The deterministic incompressible Navier-Stokes equations are physically incomplete: any viscous fluid at finite temperature must exhibit thermal fluctuations whose form is dictated by the fluctuation-dissipation relation. We formulate the stochastic Navier-Stokes equations with the kinematically selected deformation Laplacian on compact Riemannian manifolds with strictly negative Ricci curvature. The fluctuation-dissipation relation, derived from a topological (Poincaré lemma) argument, uniquely determines the noise from the viscous operator. For the spectrally truncated system, we prove that the unique stationary distribution is the Gibbs measure (Gaussian in the mode amplitudes, because the nonlinear convective terms preserve energy), and that convergence to equilibrium is exponentially fast with rate at least $2νλ_\Def$, where $ν$ is the kinematic viscosity and $λ_\Def$ is the spectral gap of the deformation Laplacian. The spectral gap satisfies $λ_\Def \geq κ^2$ when $\Ric \leq -κ^2 g$, and is independent of the volume of the domain. On flat space, the analogous thermalisation rate vanishes in the infinite-volume limit. The equilibrium velocity-velocity correlation function decays exponentially in geodesic distance, in contrast to the algebraic decay on flat space. These results provide a rigorous statistical-mechanical foundation for viscous fluids on negatively curved manifolds and illustrate how the geometry of the domain controls not only the deterministic dynamics but also the approach to thermal equilibrium.

翻译：不可压缩Navier-Stokes方程在物理上是不完备的：任何有限温度下的粘性流体必然存在热涨落，其形式由涨落-耗散关系决定。
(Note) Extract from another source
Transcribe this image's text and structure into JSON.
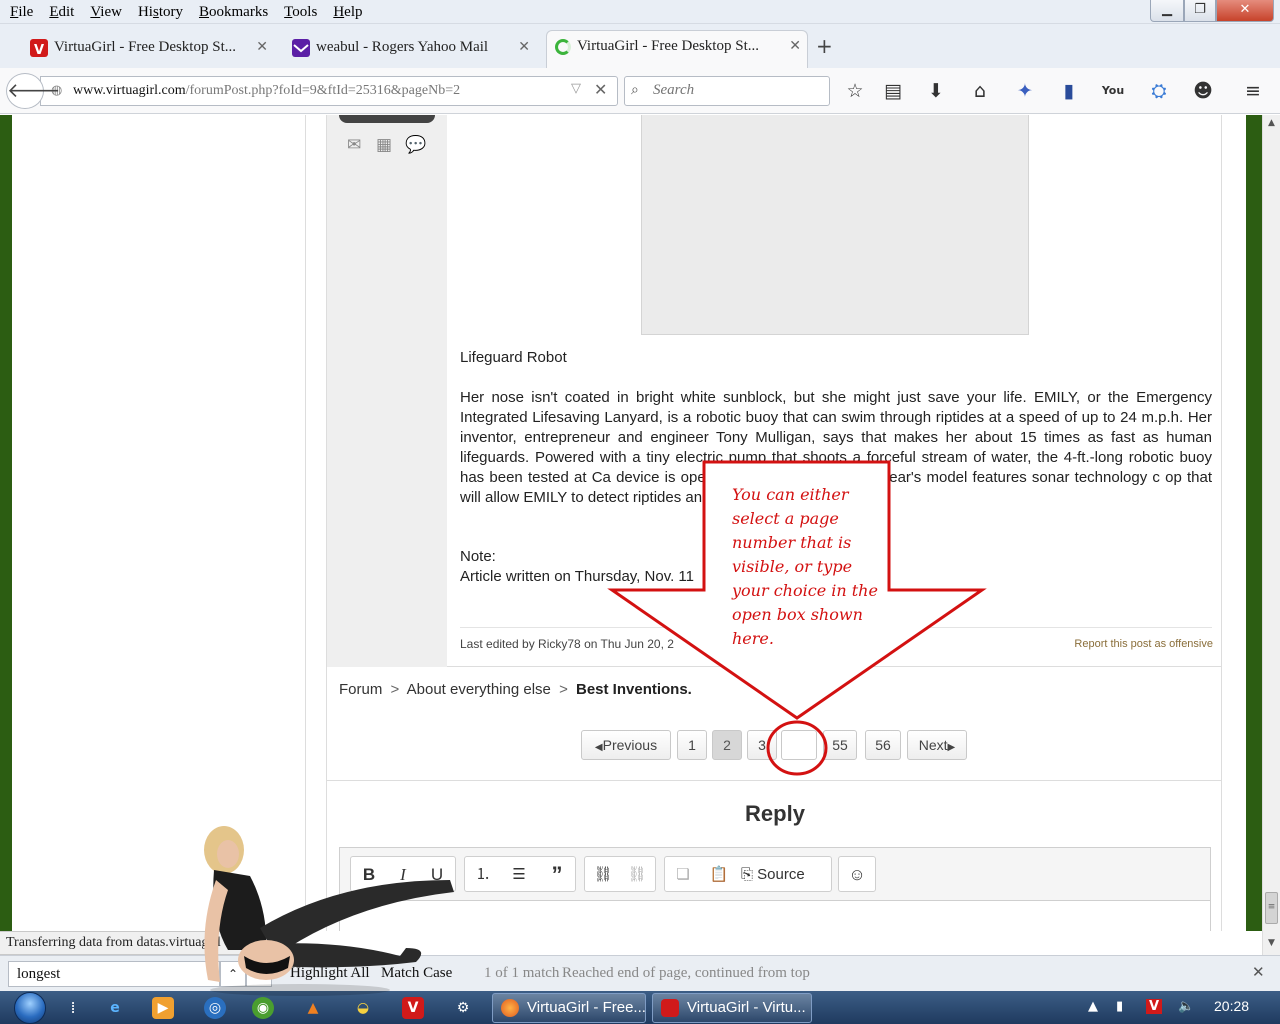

我们在紧致黎曼流形上，具有严格负Ricci曲率的条件下，使用运动学选择的变形拉普拉斯算子构造了随机Navier-Stokes方程。通过拓扑论证（庞加莱引理）推导出的涨落-耗散关系，从粘性算子中唯一地确定了噪声项。对于谱截断系统，我们证明了唯一平稳分布是吉布斯测度（模态振幅高斯分布，因为非线性对流项保持能量），并且向平衡态的收敛是指数快的，速率至少为$2νλ_\Def$，其中$ν$是运动粘度，$λ_\Def$是变形拉普拉斯算子的谱间隙。当$\Ric \leq -κ^2 g$时，谱间隙满足$λ_\Def \geq κ^2$，且不依赖于区域体积。在平坦空间中，类似的热化速率在无穷体积极限下趋于零。平衡态速度-速度相关函数沿测地线距离呈指数衰减，这与平坦空间中的代数衰减形成对比。这些结果提供了负曲率流形上粘性流体严谨的统计力学基础，并阐明了区域几何不仅控制确定性动力学，还控制热平衡的趋近过程。